Part 6 - From the editor's perspective
  • The content management screens will have an intuitive and consistent end user interface. Style guidelines will be written to ensure that 3rd-party plug-ins are consistent with the core system's user interface.
  • Multiple users will be supported through ACLs or user/group privileges.
  • Editors will have access to a 'web desk' screen listing new stories from external feeds, and stories that have been assigned to them by another editor.
  • In addition to editing stories from the wire, editors will be able to enter stories into the database using web-based forms.
  • Stories may be scheduled to publish on a future date.
  • Photos will flow into the web desk from external feeds/interfaces, and may be assigned to stories.
Part 7 - Advanced syndication capabilities
  • PROPS will support the News Industry Text Format
  • PROPS will speak XML for both import and export, allowing syndication in both directions, and enabling PROPS sites to participate in news networks.

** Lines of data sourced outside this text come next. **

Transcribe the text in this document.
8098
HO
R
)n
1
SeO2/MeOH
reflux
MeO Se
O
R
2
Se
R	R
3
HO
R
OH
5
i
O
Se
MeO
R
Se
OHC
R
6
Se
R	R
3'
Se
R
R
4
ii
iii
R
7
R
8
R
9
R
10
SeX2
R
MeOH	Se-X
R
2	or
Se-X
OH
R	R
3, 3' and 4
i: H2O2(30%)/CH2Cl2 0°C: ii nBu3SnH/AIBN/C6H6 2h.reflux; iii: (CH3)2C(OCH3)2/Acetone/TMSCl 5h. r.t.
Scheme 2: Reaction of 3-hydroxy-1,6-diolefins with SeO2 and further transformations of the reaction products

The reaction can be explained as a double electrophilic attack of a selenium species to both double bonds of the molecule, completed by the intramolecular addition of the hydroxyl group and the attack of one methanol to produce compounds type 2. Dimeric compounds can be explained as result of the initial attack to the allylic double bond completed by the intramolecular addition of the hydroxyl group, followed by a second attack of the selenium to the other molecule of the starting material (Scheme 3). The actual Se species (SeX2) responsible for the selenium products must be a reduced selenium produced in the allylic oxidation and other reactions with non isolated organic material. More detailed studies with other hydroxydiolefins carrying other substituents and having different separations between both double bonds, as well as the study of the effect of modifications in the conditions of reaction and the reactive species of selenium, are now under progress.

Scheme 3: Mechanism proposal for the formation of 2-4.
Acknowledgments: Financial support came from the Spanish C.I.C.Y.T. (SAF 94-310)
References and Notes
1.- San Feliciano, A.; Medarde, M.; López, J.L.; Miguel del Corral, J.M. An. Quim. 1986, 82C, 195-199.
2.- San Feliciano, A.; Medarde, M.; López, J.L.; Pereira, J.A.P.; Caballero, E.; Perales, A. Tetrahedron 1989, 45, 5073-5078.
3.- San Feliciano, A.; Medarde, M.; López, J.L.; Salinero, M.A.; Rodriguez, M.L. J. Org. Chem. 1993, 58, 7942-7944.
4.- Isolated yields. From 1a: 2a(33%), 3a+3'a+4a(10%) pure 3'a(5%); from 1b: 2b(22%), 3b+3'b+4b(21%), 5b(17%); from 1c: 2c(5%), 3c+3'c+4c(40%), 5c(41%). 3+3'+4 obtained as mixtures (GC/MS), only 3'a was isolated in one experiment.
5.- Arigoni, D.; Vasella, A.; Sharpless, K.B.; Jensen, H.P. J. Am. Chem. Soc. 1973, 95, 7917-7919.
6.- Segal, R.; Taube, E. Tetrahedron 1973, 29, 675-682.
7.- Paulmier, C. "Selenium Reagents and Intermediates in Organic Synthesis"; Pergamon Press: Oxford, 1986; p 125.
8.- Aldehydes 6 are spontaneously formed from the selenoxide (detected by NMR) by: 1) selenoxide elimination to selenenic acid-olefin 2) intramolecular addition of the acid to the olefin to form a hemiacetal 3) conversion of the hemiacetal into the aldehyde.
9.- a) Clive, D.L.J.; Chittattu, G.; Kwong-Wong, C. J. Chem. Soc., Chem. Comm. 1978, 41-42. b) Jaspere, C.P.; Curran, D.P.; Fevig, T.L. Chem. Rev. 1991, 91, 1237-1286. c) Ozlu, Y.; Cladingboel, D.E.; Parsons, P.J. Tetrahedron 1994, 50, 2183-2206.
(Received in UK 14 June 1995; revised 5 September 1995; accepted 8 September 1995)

  • Initially, PROPS will support the popular Netscape RSS standard for syndication of headlines to other sites.
Part 8 - Performance, scalability and portability
  • PROPS is targeted at mid-sized publishers serving fewer than one million page views daily.
  • It should be possible to scale PROPS pretty linearly to increase capacity, by deploying additional front-end web servers behind a traffic director, separate image servers, etc.
  • During development we'll evaluate different ways to accelerate PROPS, including dynamic generation of static HTML, and use of the Zend or APC accelerators for PHP.
  • PROPS is being developed under MySQL, but database calls will be abstracted so we can add support for additional databases in the future (PostgreSQL and Oracle come to mind)
  • Reference platform for development is Linux 2.4 with Apache 1.3.x, MySQL 3.23 and PHP 4.05. PHP3 will not be supported. We intend to make sure PROPS will run on other Unix platforms. NT/W2K/IIS support is dependent on whether we get requests for that, and more importantly, patches and development help.